(My apologies. I know I promised to post my rosette tutorial today but this has been on my mind and I feel I have to write about it so I can move forward. )
B. and I woke up to a hazy day. We decided to spend it lazing around at home. But as the hours passed, it became sunnier so we changed our minds and opted to go out. I rushed to put on the first shirt and pants I could put my hands on. and B. took these pics outside our apartment. After I saw them, I hurt his feelings by saying, “how come when you take my picture I always end up looking stupid?” I actually meant it’s me, and not him, acting stupid when he’s holding the camera. It’s my own doing. I’ve never felt comfortable being photographed.
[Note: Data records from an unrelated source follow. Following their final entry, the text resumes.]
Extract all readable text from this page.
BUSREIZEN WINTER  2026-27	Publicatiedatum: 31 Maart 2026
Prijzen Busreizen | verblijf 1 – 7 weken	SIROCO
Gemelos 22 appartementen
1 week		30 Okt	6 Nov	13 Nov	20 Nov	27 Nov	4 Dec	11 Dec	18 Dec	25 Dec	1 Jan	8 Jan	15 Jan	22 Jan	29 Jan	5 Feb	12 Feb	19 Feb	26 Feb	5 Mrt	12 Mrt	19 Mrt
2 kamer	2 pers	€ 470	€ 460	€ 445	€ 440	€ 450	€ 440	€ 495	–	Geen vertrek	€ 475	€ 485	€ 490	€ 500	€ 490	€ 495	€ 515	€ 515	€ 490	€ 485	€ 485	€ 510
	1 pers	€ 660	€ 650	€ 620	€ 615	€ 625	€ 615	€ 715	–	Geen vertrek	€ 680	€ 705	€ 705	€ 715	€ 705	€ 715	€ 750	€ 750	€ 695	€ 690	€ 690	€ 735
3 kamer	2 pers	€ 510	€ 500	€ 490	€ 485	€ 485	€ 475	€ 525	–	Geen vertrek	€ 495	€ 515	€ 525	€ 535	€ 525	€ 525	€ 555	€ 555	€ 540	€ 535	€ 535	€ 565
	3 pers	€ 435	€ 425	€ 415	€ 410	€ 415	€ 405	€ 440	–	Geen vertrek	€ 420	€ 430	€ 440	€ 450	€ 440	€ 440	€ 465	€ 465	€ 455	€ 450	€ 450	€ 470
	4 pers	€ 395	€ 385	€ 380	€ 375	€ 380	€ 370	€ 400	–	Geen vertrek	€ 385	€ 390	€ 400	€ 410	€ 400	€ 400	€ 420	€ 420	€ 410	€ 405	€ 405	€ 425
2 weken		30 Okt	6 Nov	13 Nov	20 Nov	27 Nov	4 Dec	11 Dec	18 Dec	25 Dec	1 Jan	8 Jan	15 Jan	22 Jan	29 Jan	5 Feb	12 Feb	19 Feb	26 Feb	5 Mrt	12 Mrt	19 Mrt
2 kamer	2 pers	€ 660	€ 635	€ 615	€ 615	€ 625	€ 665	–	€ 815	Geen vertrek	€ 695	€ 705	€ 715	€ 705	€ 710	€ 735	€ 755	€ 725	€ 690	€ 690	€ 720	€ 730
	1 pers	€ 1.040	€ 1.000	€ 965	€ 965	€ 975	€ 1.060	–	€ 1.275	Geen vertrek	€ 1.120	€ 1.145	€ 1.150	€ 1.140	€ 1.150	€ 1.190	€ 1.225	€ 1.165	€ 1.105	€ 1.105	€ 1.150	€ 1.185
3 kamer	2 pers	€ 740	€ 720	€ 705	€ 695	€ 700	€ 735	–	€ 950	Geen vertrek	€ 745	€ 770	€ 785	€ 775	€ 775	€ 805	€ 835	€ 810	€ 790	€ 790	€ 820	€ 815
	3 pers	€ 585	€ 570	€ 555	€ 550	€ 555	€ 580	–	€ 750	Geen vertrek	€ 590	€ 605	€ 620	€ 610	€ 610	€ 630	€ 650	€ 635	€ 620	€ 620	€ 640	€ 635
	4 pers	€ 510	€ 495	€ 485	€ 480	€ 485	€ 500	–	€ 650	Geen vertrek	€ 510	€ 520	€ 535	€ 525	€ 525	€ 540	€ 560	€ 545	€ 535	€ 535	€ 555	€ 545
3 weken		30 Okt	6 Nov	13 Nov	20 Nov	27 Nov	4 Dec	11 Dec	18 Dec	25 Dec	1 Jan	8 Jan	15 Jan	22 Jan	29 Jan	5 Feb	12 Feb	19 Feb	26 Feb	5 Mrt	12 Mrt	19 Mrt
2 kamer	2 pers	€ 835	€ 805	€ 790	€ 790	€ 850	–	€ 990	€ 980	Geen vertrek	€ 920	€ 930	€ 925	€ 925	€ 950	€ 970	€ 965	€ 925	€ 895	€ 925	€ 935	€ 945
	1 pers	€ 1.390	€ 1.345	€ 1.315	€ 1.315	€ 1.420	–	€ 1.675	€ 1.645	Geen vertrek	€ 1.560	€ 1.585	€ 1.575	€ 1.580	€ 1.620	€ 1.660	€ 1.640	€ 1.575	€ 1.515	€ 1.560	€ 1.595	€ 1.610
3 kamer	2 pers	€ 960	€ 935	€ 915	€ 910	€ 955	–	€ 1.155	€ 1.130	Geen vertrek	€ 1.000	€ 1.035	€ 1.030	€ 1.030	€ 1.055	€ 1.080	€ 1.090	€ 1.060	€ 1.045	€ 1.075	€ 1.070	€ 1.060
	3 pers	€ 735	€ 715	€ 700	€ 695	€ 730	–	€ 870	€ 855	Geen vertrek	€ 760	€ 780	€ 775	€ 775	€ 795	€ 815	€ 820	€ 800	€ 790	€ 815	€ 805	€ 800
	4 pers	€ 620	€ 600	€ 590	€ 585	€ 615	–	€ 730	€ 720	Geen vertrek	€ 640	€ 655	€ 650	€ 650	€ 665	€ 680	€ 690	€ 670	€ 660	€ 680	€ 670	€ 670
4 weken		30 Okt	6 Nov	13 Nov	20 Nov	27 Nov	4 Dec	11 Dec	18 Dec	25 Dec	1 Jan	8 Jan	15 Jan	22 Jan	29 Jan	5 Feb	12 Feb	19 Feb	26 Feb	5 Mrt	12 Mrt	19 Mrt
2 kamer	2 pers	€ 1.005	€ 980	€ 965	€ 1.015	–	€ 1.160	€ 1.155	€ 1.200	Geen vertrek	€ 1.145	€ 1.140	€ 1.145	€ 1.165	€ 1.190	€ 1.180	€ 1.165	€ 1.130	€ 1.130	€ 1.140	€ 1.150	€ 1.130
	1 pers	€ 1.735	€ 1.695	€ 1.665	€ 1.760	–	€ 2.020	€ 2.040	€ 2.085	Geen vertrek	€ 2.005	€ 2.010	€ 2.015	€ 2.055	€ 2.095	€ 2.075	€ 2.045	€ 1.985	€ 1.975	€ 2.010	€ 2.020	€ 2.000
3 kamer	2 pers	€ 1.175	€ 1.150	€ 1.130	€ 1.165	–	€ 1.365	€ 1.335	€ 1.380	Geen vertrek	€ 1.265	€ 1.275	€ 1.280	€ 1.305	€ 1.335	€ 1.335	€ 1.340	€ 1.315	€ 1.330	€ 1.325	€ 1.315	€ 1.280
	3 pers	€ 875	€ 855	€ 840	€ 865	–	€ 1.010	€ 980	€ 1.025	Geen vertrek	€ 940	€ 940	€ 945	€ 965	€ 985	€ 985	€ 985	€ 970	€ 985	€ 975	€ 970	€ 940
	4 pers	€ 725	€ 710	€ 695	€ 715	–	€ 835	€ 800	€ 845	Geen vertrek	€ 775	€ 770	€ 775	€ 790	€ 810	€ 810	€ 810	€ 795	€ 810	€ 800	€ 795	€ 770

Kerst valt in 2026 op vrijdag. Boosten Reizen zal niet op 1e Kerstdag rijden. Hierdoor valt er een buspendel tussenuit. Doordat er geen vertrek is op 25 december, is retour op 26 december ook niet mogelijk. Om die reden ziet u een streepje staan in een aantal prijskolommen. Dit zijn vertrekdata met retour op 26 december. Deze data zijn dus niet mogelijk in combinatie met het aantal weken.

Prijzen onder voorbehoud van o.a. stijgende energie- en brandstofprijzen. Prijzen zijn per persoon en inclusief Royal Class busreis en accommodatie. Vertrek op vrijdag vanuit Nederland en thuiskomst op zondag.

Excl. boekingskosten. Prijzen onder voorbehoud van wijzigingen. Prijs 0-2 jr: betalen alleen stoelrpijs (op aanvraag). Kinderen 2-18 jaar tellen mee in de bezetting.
I get very self-conscious and start acting like a buffoon. The shot below was alright but it was the only good one out of 10 or so.Ben Sherman, TJ Maxx, $19.99 (B. bought it for me!) Maroon Tee with embossed felt design: a gift from B. He has one just like it! Black long-sleeved mesh shirt: thrifted from back home Generic tight-fitting jeans : from a store back home Black suede lace-up boots: Miu Miu, thrifted back home for less than $3 (!!!) Leather bracelet: from a stall in a store back home. I can’t recall how much it was but I’m sure it was more expensive than the Miu Miu boots. Hahaha
Why is it when I look at the mirror, I seem to have this better image of myself that’s not reflected in my photographs? Take this hat, for example:
When I put it on, I thought I looked mighty fine. But after seeing the pics, I think I might have walked around looking like a fool the whole afternoon. It doesn’t matter that the lady at the check-out counter at Kohl’s told me she liked my hat. Or that B. told me it’s all in my mind and he doesn’t see the stupid version of me that I see. A thousand people can come up to me and tell me I look great, but if this is what I see…
This is the main reason I photograph my outfits. It’s not really about the outfits. It’s a way to conquer my fear of the camera. Really, I hate it because it shows me all my flaws. But it’s because those are the first things that I choose to see. This is the reason why I take many shots of myself before choosing a few to post, and why I have to be by myself to be able to pose without freaking out.
This blog is really about me accepting myself and, ultimately, celebrating myself. I’m too old to continue feeling like an awkward teenager. I don’t want to grow older insecure and self-conscious. How sad would that be? I want grow older gracefully and at peace with what I have.
I want to start loving myself before I die. Then I can say that I truly have lived.